This libxml2 wrapper is intended as a small experiment in C++ interface design and various tricks relating to C++11, while still being useful.

It attempts to closely mimic the lxml Python library's ElementTree interface and all the perks that entails (e.g. uniform namespace and text handling), while making use of some modern C++ design ideas, such as automatic memory and ownership management. It is intended to work without surprises, in other words all libxml2 management quirks should be hidden.

When built with a C++11 compiler, uniform initializer lists may be used in various places to specify attribute lists:

using etree::Element;
using etree::SubElement;
Element make_status_msg()
{
    Element msg("status", {
        {"first-attribute",          "first-value"},
        {"{urn:some-namepace}attr2", "second-value"}
    });
    SubElement(msg, "system-load").text(get_system_load());
    return msg;
}

The etree::feed namespace includes an incomplete RSS/ATOM feed parser/generator. It is a work in progress, but can already parse some basic pieces.

Text handing

Text passed to the API is assumed to be in UTF-8 format. Text returned by the API is in UTF-8 format wrapped in a std::string.

Thread safety

The library and underlying libxml2 implementation are thread safe in that determistic behavior is guaranteed only so long as library objects aren't shared among threads. This is due to the library internally performing unlocked reference counting using the underlying libxml2 DOM structures.

It is only possible to achieve thread safe behaviour if a single thread at a time is considered owner for all live objects referencing a given document. For a thread to pass an object to another thread, it must relinquish all remaining references it holds on that document beforehand.

Building

cpp-ElementTree consists of two files: element.hpp and element.cpp.

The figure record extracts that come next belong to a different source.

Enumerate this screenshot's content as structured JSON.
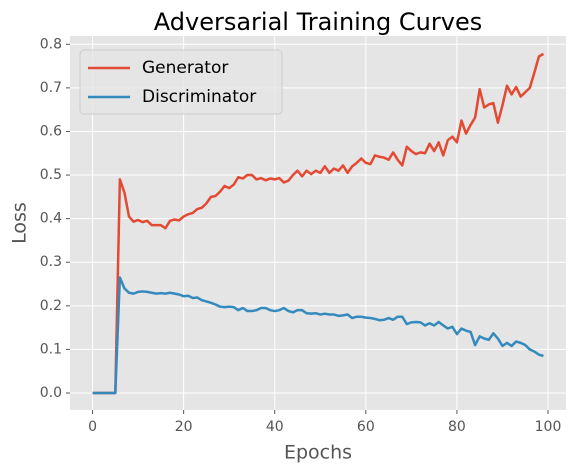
{
  "chart_data": {
    "type": "line",
    "title": "Adversarial Training Curves",
    "xlabel": "Epochs",
    "ylabel": "Loss",
    "x": [
      0,
      1,
      2,
      3,
      4,
      5,
      6,
      7,
      8,
      9,
      10,
      11,
      12,
      13,
      14,
      15,
      16,
      17,
      18,
      19,
      20,
      21,
      22,
      23,
      24,
      25,
      26,
      27,
      28,
      29,
      30,
      31,
      32,
      33,
      34,
      35,
      36,
      37,
      38,
      39,
      40,
      41,
      42,
      43,
      44,
      45,
      46,
      47,
      48,
      49,
      50,
      51,
      52,
      53,
      54,
      55,
      56,
      57,
      58,
      59,
      60,
      61,
      62,
      63,
      64,
      65,
      66,
      67,
      68,
      69,
      70,
      71,
      72,
      73,
      74,
      75,
      76,
      77,
      78,
      79,
      80,
      81,
      82,
      83,
      84,
      85,
      86,
      87,
      88,
      89,
      90,
      91,
      92,
      93,
      94,
      95,
      96,
      97,
      98,
      99
    ],
    "series": [
      {
        "name": "Generator",
        "color": "#E24A33",
        "values": [
          0,
          0,
          0,
          0,
          0,
          0,
          0.49,
          0.46,
          0.405,
          0.393,
          0.397,
          0.392,
          0.395,
          0.385,
          0.385,
          0.385,
          0.378,
          0.395,
          0.398,
          0.396,
          0.405,
          0.41,
          0.413,
          0.422,
          0.425,
          0.435,
          0.45,
          0.452,
          0.462,
          0.475,
          0.47,
          0.478,
          0.495,
          0.492,
          0.5,
          0.5,
          0.49,
          0.493,
          0.488,
          0.492,
          0.49,
          0.493,
          0.483,
          0.487,
          0.5,
          0.51,
          0.497,
          0.51,
          0.502,
          0.51,
          0.505,
          0.52,
          0.505,
          0.515,
          0.51,
          0.522,
          0.505,
          0.52,
          0.528,
          0.538,
          0.528,
          0.525,
          0.545,
          0.542,
          0.54,
          0.535,
          0.552,
          0.535,
          0.522,
          0.565,
          0.555,
          0.548,
          0.552,
          0.55,
          0.572,
          0.555,
          0.575,
          0.545,
          0.58,
          0.588,
          0.575,
          0.625,
          0.595,
          0.615,
          0.632,
          0.697,
          0.655,
          0.662,
          0.665,
          0.62,
          0.66,
          0.705,
          0.685,
          0.702,
          0.68,
          0.69,
          0.7,
          0.735,
          0.772,
          0.778
        ]
      },
      {
        "name": "Discriminator",
        "color": "#348ABD",
        "values": [
          0,
          0,
          0,
          0,
          0,
          0,
          0.265,
          0.24,
          0.23,
          0.228,
          0.232,
          0.233,
          0.232,
          0.23,
          0.228,
          0.229,
          0.228,
          0.23,
          0.228,
          0.226,
          0.222,
          0.223,
          0.218,
          0.219,
          0.213,
          0.21,
          0.207,
          0.203,
          0.198,
          0.197,
          0.198,
          0.197,
          0.19,
          0.195,
          0.188,
          0.188,
          0.19,
          0.195,
          0.195,
          0.19,
          0.188,
          0.19,
          0.195,
          0.188,
          0.185,
          0.19,
          0.19,
          0.183,
          0.182,
          0.183,
          0.18,
          0.182,
          0.18,
          0.18,
          0.177,
          0.178,
          0.18,
          0.172,
          0.175,
          0.175,
          0.173,
          0.172,
          0.17,
          0.167,
          0.168,
          0.172,
          0.168,
          0.175,
          0.175,
          0.158,
          0.162,
          0.163,
          0.162,
          0.155,
          0.16,
          0.155,
          0.163,
          0.155,
          0.148,
          0.152,
          0.135,
          0.148,
          0.143,
          0.14,
          0.11,
          0.13,
          0.125,
          0.122,
          0.137,
          0.125,
          0.108,
          0.115,
          0.108,
          0.118,
          0.115,
          0.11,
          0.1,
          0.095,
          0.088,
          0.085
        ]
      }
    ],
    "xlim": [
      -4.95,
      103.95
    ],
    "ylim": [
      -0.039,
      0.819
    ],
    "xticks": [
      0,
      20,
      40,
      60,
      80,
      100
    ],
    "yticks": [
      {
        "value": 0,
        "label": "0.0"
      },
      {
        "value": 0.1,
        "label": "0.1"
      },
      {
        "value": 0.2,
        "label": "0.2"
      },
      {
        "value": 0.3,
        "label": "0.3"
      },
      {
        "value": 0.4,
        "label": "0.4"
      },
      {
        "value": 0.5,
        "label": "0.5"
      },
      {
        "value": 0.6,
        "label": "0.6"
      },
      {
        "value": 0.7,
        "label": "0.7"
      },
      {
        "value": 0.8,
        "label": "0.8"
      }
    ],
    "grid": true,
    "legend": "upper left"
  }
}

The implementation file must be linked against libxml2 somehow during the build.

The etree::feed implementation relies on various POSIX-related time parsing functions that aren't found on Windows. In order to avoid a large external dependency (e.g. Boost), etree::feed is UNIX-only for the time being.

Horrors

Given the choice of repeatedly heap-allocating potentially short-lived proxies, or casting a void * for use as an integer, the latter path was chosen.

Object Sizes

Element objects are one word, i.e. 8 bytes on 64bit, and may be copied very cheaply. Copying an element copies only this word and causes a reference count to be incremented.

Reference Counting

Element, ElementTree and AttrMap each call ref() during construction and unref() during destruction.

When called on a non-document node, ref() treats the node's private user data pointer as an integer and increments it. If it was previously 0, ref() calls ref() again on the node's document.

When called on a non-documnt node, unref() decrements the pointer. When it reaches 0, unref() calls unref() again on the node's document.

When unref() on a document node reaches zero, ::xmlFreeDoc() is invoked to destroy the document.

Due to this approach, it is possible to update a node's associated document (e.g. during append(), remove(), graft()) without having to update every Element value in existence, since regardless of how many exist, only one ref() was ever called on the node document. Once an element has moved to a new document, the mutation function need only call unref() once on the old document and ref() once on the new document.

TODO

Remove items from Horrors section.
Use libxml2 parser string interning.
Preserve namespace prefixes better.
Disable libxml2 stderr logs (seemingly requires TLS tricks).
Fix up const usage everywhere (findall/removeall/etc)
Internally copy XPathContext for each thread (e.g. boost::thread_local_ptr)
etree::tostring() should copy up namespaces to subelements like lxml
Make child/attr iterators mutation-safe
Handle comments better.
Rewrite & better tests for Element::graft().
reparent() must update refcounts when the document has changed, if there are any exitent Elements for deeply nested child nodes.